Remove \n <newline> character inside the records.

machomaddy · February 1, 2012, 6:31am

Hi,
In my file, I have '\n' characters inside a single record. Because of this, a single records appears in many lines and looks like multiple records. In the below file.

File 1
====
1,nmae,lctn,da\n
t
2,ghjik,o\n
ut,de\n
fk
 
Expected output after the \n removed
 
File 2
=====
1,nmae,lctn,dat
2,ghjik,out,defk

I tried

 perl -e 'while (<>) { if (! /\,$/ ) { chomp; } print ;}'

But this will work only if the record ends with the delimiter. Dose, someone have any suggestion on this.
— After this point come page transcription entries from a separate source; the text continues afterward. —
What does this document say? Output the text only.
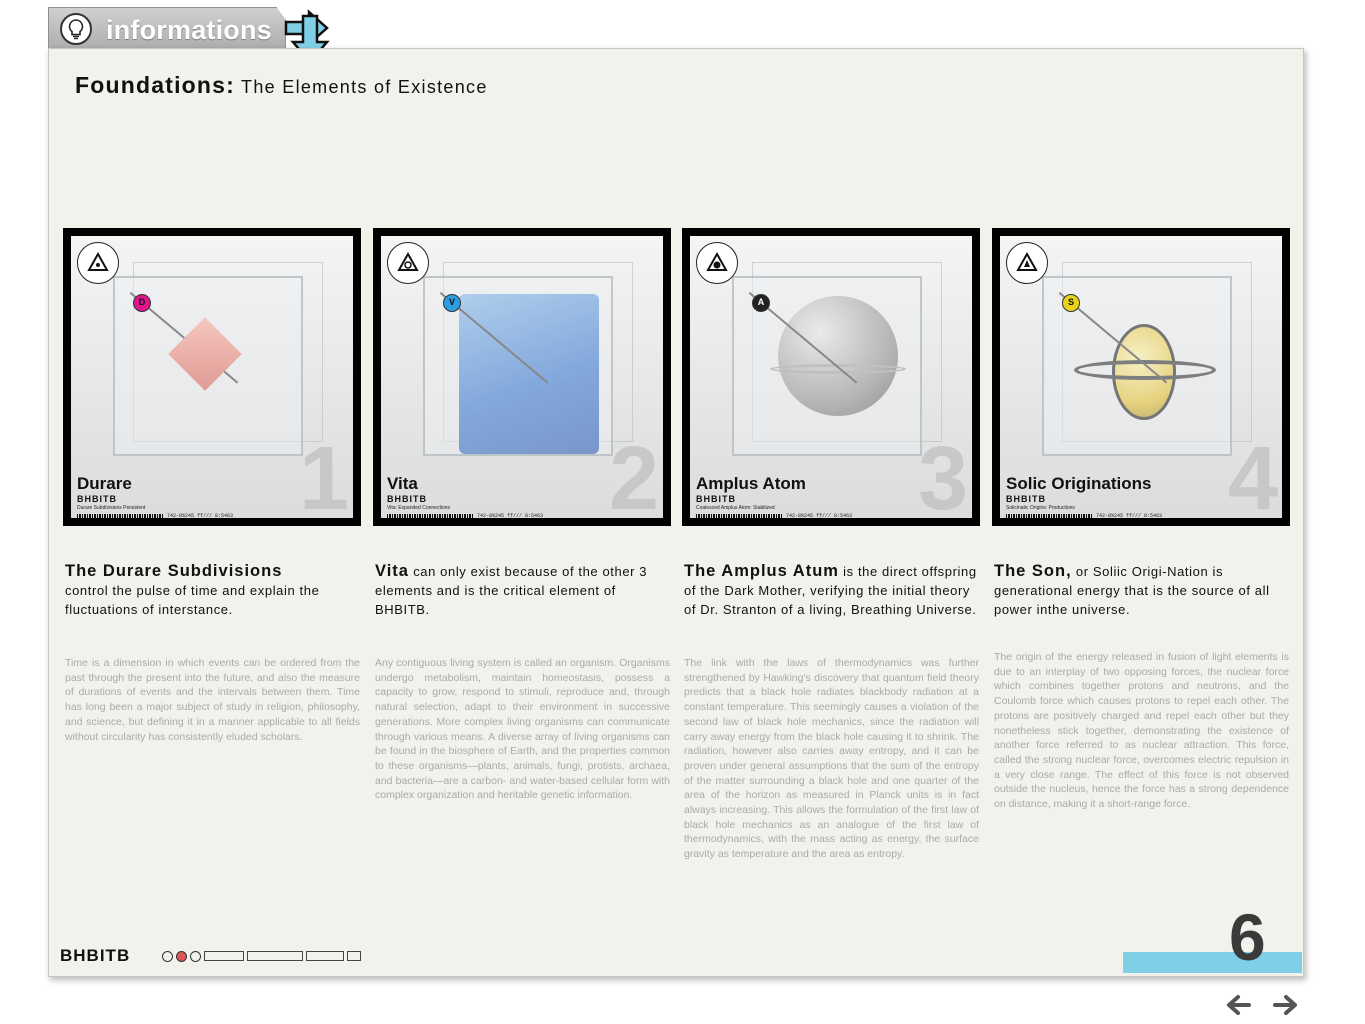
informations
Foundations: The Elements of Existence
D
1
Durare
BHBITB
Durare Subdivisions Persistent
742-8%245 ff/// 8:5463
V
2
Vita
BHBITB
Vita: Expanded Connections
742-8%245 ff/// 8:5463
A
3
Amplus Atom
BHBITB
Coalesced Amplus Atom: Stabilized
742-8%245 ff/// 8:5463
S
4
Solic Originations
BHBITB
Solicinatic Origins: Productions
742-8%245 ff/// 8:5463
The Durare Subdivisions
control the pulse of time and explain the fluctuations of interstance.
Time is a dimension in which events can be ordered from the past through the present into the future, and also the measure of durations of events and the intervals between them. Time has long been a major subject of study in religion, philosophy, and science, but defining it in a manner applicable to all fields without circularity has consistently eluded scholars.
Vita can only exist because of the other 3 elements and is the critical element of BHBITB.
Any contiguous living system is called an organism. Organisms undergo metabolism, maintain homeostasis, possess a capacity to grow, respond to stimuli, reproduce and, through natural selection, adapt to their environment in successive generations. More complex living organisms can communicate through various means. A diverse array of living organisms can be found in the biosphere of Earth, and the properties common to these organisms—plants, animals, fungi, protists, archaea, and bacteria—are a carbon- and water-based cellular form with complex organization and heritable genetic information.
The Amplus Atum is the direct offspring of the Dark Mother, verifying the initial theory of Dr. Stranton of a living, Breathing Universe.
The link with the laws of thermodynamics was further strengthened by Hawking's discovery that quantum field theory predicts that a black hole radiates blackbody radiation at a constant temperature. This seemingly causes a violation of the second law of black hole mechanics, since the radiation will carry away energy from the black hole causing it to shrink. The radiation, however also carries away entropy, and it can be proven under general assumptions that the sum of the entropy of the matter surrounding a black hole and one quarter of the area of the horizon as measured in Planck units is in fact always increasing. This allows the formulation of the first law of black hole mechanics as an analogue of the first law of thermodynamics, with the mass acting as energy, the surface gravity as temperature and the area as entropy.
The Son, or Soliic Origi-Nation is generational energy that is the source of all power inthe universe.
The origin of the energy released in fusion of light elements is due to an interplay of two opposing forces, the nuclear force which combines together protons and neutrons, and the Coulomb force which causes protons to repel each other. The protons are positively charged and repel each other but they nonetheless stick together, demonstrating the existence of another force referred to as nuclear attraction. This force, called the strong nuclear force, overcomes electric repulsion in a very close range. The effect of this force is not observed outside the nucleus, hence the force has a strong dependence on distance, making it a short-range force.
BHBITB	6
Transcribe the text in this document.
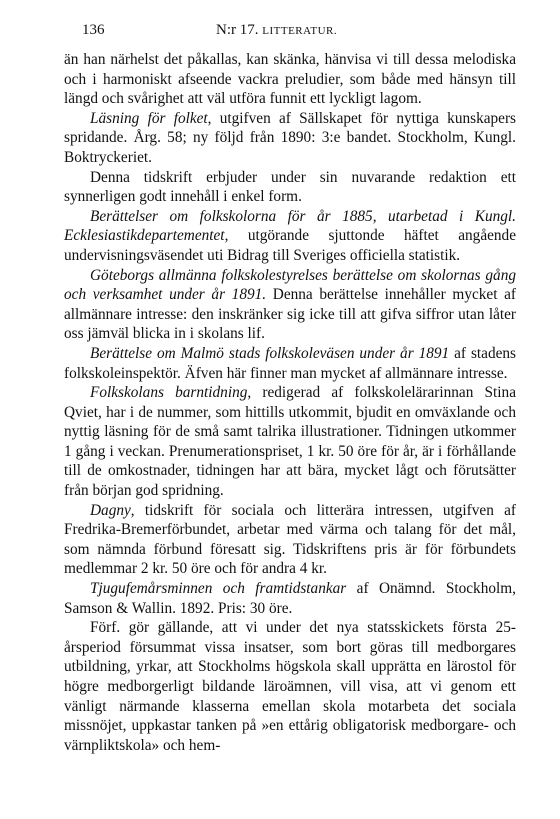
136	N:r 17. LITTERATUR.

än han närhelst det påkallas, kan skänka, hänvisa vi till dessa melodiska och i harmoniskt afseende vackra preludier, som både med hänsyn till längd och svårighet att väl utföra funnit ett lyckligt lagom.

Läsning för folket, utgifven af Sällskapet för nyttiga kunskapers spridande. Årg. 58; ny följd från 1890: 3:e bandet. Stockholm, Kungl. Boktryckeriet.

Denna tidskrift erbjuder under sin nuvarande redaktion ett synnerligen godt innehåll i enkel form.

Berättelser om folkskolorna för år 1885, utarbetad i Kungl. Ecklesiastikdepartementet, utgörande sjuttonde häftet angående undervisningsväsendet uti Bidrag till Sveriges officiella statistik.

Göteborgs allmänna folkskolestyrelses berättelse om skolornas gång och verksamhet under år 1891. Denna berättelse innehåller mycket af allmännare intresse: den inskränker sig icke till att gifva siffror utan låter oss jämväl blicka in i skolans lif.

Berättelse om Malmö stads folkskoleväsen under år 1891 af stadens folkskoleinspektör. Äfven här finner man mycket af allmännare intresse.

Folkskolans barntidning, redigerad af folkskolelärarinnan Stina Qviet, har i de nummer, som hittills utkommit, bjudit en omväxlande och nyttig läsning för de små samt talrika illustrationer. Tidningen utkommer 1 gång i veckan. Prenumerationspriset, 1 kr. 50 öre för år, är i förhållande till de omkostnader, tidningen har att bära, mycket lågt och förutsätter från början god spridning.

Dagny, tidskrift för sociala och litterära intressen, utgifven af Fredrika-Bremerförbundet, arbetar med värma och talang för det mål, som nämnda förbund föresatt sig. Tidskriftens pris är för förbundets medlemmar 2 kr. 50 öre och för andra 4 kr.

Tjugufemårsminnen och framtidstankar af Onämnd. Stockholm, Samson & Wallin. 1892. Pris: 30 öre.

Förf. gör gällande, att vi under det nya statsskickets första 25-årsperiod försummat vissa insatser, som bort göras till medborgares utbildning, yrkar, att Stockholms högskola skall upprätta en lärostol för högre medborgerligt bildande läroämnen, vill visa, att vi genom ett vänligt närmande klasserna emellan skola motarbeta det sociala missnöjet, uppkastar tanken på »en ettårig obligatorisk medborgare- och värnpliktskola» och hem-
birei · February 1, 2012, 7:17am

Hi machomaddy,

Try with sed. Here a test:

$ cat infile
1,nmae,lctn,da
t
2,ghjik,o
ut,de
fk
$ cat script.sed
## First line.
1 {
        ## If last one, print and quit.
        $ {
                p
                q
        }

        ## Else, save in hold space and read next line.
        h
        b
}

## Lines not beginning with number.
/^[0-9]/! {
        ## Append to hold space.
        H

        ## If last line, get content of hold space, remove newlines
        ## and print.
        $ {
                x
                s/\n//g
                p
        }
        b
}

## Lines beginning with number.
/^[0-9]/ {
        ## Exchange content with hold space. Save this line there and
        ## get past lines. Remove newlines and print.
        x
        s/\n//g
        p

        ## If last line, don't save current line, print it instead.
        $ {
                x
                p
        }
        b
}
$ sed -n -f script.sed infile
1,nmae,lctn,dat
2,ghjik,out,defk

Regards,
Birei

Scrutinizer · February 1, 2012, 7:49am

Try:

awk '/^[0-9]*,/{if(p)print p; p=$0; next}{p=p$0}END{print p}'  infile

durden_tyler · February 1, 2012, 8:47am

$
$ cat -n f56
     1  1,nmae,lctn,da
     2  t
     3  2,ghjik,o
     4  ut,de
     5  fk
$
$ perl -ne 'chomp; print "\n" if /^\d/ && $.>1; printf; END{print "\n"}' f56
1,nmae,lctn,dat
2,ghjik,out,defk
$
$

tyler_durden

machomaddy · February 2, 2012, 7:07am

Thanks both the code works fine :). But out of curiosity, how to handle if the first column is made of alphabets rather than numerics? In that case all records will become as a single record, correct? Sorry, if I am wrong.

Scrutinizer · February 2, 2012, 7:27am

Yes, to reconstruct the records, we used a certain characteristic of that record, in this case the first field consists of a number. If that were not the case then it would be more difficult, and we would need to use something else..